“As a rule … we wait for police to arrive on scene, and they let us know when it's safe to enter,” Acting EMS Chief Robert Farrow said.
He said sending paramedics into potentially unsafe scenes would require careful calculation.
“The benefit is you save more lives,” Farrow said. “The downside for public safety… is you put yourself at a higher level of high risk.”
Pittsburgh has made an exception to its rule, and other departments in Western Pennsylvania are beginning training to meet the federal recommendations.
Pittsburgh EMS has 13 medics embedded with the SWAT unit. Because SWAT is often deployed after first responders determine a situation has become volatile, standard paramedics are generally first to the scene.
Questions about how quickly EMS should respond arose after the June 12 shooting at the Orlando nightclub Pulse, where a gunman opened fire about 2 a.m. Injured patrons trickled out for nearly three hours until authorities sent in SWAT officers about 5 a.m. to rescue the remaining wounded. Victims died in the interim.
Paramedics have contended with such scenarios since the 1999 Columbine High School massacre in Colorado, when 24 people were wounded and 13 killed — including a teacher who bled to death in a classroom while police, firefighters and paramedics maintained a perimeter outside the suburban school for nearly four hours.
An FBI analysis of active shooting incidents found 160 shootings from 2000 to 2013. From 2000 to 2006, there was an average of 6.4 incidents per year. From 2007 to 2013, there was an average of 16.4 incidents per year.
Paramedics traditionally have waited for an “all-clear” that it's safe to go into an active-shooter situation, though federal guidelines suggest that victims' chances of survival improve when paramedics go into the “warm zone.”
In the Orlando nightclub shooting, most ambulance units set up at a staging area several blocks from the scene, outside of that warm zone – in part because the shooter, Omar Mateen, indicated he had explosives. That claim turned out to be false.
Studies performed in the aftermath of mass shootings have shown “the value of having medical and rescue personnel who are properly trained and equipped to enter the warm zone to maximize victim survival,” according to a 2014 policy statement from the Federal Emergency Management Agency.
According to the statement, “FEMA therefore encourages first responder agencies to develop this capability.”
That capability is something more EMS officials are considering.

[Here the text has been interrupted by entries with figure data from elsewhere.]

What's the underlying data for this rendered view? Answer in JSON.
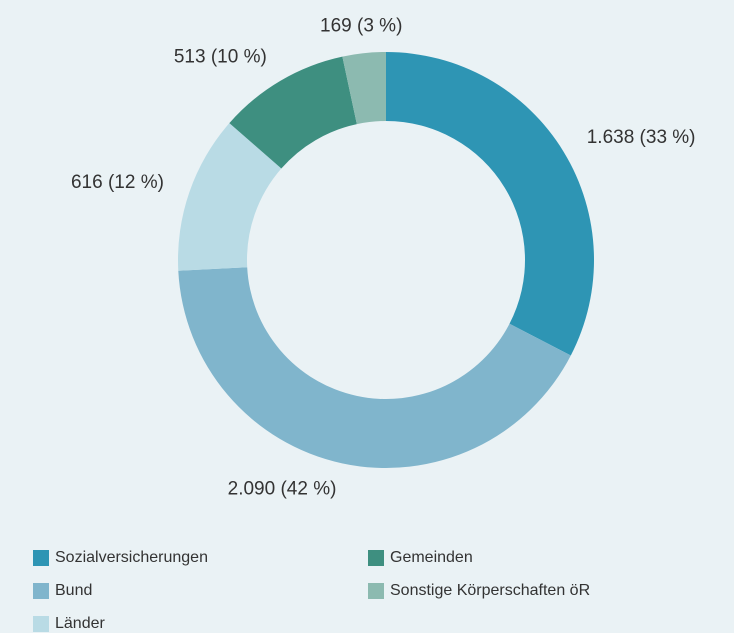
{
  "chart_data": {
    "type": "donut",
    "categories": [
      "Sozialversicherungen",
      "Bund",
      "Länder",
      "Gemeinden",
      "Sonstige Körperschaften öR"
    ],
    "values": [
      1638,
      2090,
      616,
      513,
      169
    ],
    "value_labels": [
      "1.638 (33 %)",
      "2.090 (42 %)",
      "616 (12 %)",
      "513 (10 %)",
      "169 (3 %)"
    ],
    "colors": [
      "#2e95b4",
      "#80b5cc",
      "#b9dbe5",
      "#3e8f80",
      "#8cbab0"
    ],
    "legend": "bottom"
  }
}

In April, two paramedics with the Medical Rescue Team South Authority in the South Hills trained in Washington, D.C., for some of the most intense situations first responders could face. The training focused on “care under fire” — how to provide medical care and attention to victims during active situations, such as an active shooting and chemical attack.
MRTSA paramedic Matt Coleman said that while the medical skills remain the same, the reactions in an evolving and dangerous environment require special training.
“If somebody is shot in an apartment building, and there's still a threat around, that person still needs to receive medical attention and be evacuated,” Coleman said. He said the training honed skills such as providing medical treatment under duress as well as a broader understanding of safety, such as being aware of one's surroundings.
Similar training is in the works for Pittsburgh, Farrow said. Officials from the EMS, police and fire bureaus met last month to discuss training that would allow medics to enter right behind police — before the scene is declared safe.
“It's something we can't really do unless we train our people, because that's asking a lot of them,” Farrow said. “We're now asking them to put themselves at further risk than previously. You've got to get the buy-in of employees and make sure they receive the proper training and have the proper equipment.”
That equipment includes about 50 pounds of tactical gear, and the training involves not just quick, critical medical care, but how to be aware of one's surroundings in volatile situations.
Coleman said it's a matter of the evolving job of first responders.
“EMS no longer sits in a truck two blocks away and waits for someone to give the all-clear,” Coleman said. “When kids are in the hallway bleeding to death, people have come to realize, you can't just let people lay there.”